Do you have any thoughts about how to juggle timing when different opportunities will arise at different times? For example, if applying for jobs & university places at the same time, the response times will be very different.

The obvious strategy is to delay the decision as long as possible, but it's hard to know how to trade off confirmed options that will expire against potential options you haven't heard from yet.

One EA friend I talked to about this said he tried to do this, then found that when it came down to it he couldn't bear to let an opportunity slide while waiting for others, so just took the first thing he got.

I haven't had this problem in the past, probably because software companies are frequently so desperate for engineers that once they offer you a job they're OK being strung along for quite a while. Plus I've never applied for things as disparate as graduate programs and non-academic jobs at the same time. So my experience is limited!

However, I do think that careful negotiation can help with this problem for high-skill non-software fields as well. If a company thinks you're good enough to hire, they probably think you're good enough to wait a little while for (unless they're REALLY strapped for time).
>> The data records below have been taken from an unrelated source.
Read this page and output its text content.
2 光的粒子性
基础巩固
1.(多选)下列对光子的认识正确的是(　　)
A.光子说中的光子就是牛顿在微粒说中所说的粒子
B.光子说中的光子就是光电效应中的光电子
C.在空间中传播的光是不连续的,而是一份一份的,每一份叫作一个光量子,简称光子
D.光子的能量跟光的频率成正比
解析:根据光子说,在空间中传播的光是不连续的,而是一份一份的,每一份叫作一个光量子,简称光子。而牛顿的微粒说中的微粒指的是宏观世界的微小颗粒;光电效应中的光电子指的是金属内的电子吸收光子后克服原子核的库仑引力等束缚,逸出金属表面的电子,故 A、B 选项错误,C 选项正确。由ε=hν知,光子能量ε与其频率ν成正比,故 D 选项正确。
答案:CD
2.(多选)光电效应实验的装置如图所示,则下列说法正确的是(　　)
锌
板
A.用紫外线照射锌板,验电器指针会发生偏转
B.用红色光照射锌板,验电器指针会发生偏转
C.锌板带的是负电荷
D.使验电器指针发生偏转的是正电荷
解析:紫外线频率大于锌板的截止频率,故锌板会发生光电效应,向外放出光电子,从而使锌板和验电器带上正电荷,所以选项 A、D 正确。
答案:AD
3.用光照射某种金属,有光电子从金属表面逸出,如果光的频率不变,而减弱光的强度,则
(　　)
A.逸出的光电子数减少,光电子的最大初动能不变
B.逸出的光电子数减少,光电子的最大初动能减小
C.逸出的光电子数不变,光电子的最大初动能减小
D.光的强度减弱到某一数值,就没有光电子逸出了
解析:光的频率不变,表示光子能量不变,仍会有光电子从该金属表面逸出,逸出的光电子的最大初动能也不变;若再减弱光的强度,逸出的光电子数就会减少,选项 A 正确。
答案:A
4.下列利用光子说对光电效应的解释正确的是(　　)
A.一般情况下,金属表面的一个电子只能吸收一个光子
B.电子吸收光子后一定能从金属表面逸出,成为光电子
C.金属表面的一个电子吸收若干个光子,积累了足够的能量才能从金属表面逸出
An exploding offer is often just them using Dark Arts to try to get people to accept before they can get better options, like what happened to your friend.

Between that, timing your job applications correctly, and investigating opportunities you haven't officially been offered yet to see whether you really want them, it's hopefully possible to smooth out many of the synchronization issues.

I completely agree with this. This is why we put so much emphasis on our general framework and how to choose process. Finding options that do well according to the framework is what ultimately matters; not the specific career path you're in.

I agree that your framework and process can apply to opportunity-level decisions as well as field-level decisions--I just think that it isn't emphasized in proportion to how useful I found it.

For instance, to me it looks like those pages are framed almost completely in terms of choosing broad career paths rather than choosing between individual opportunities. E.g., the heading on the framework page reads:

Our career evaluation framework helps you compare between different specific career options, like whether to go into consulting or grad school straight out of university; or whether to continue at your current for-profit job or leave to work for a non-profit.

To me this seems to emphasizes the field-level use-case for the framework but not the opportunity-level use case.

Ah ok, I had 'specific career options' in mind, but then I see the examples don't give the right impression. I'll change this.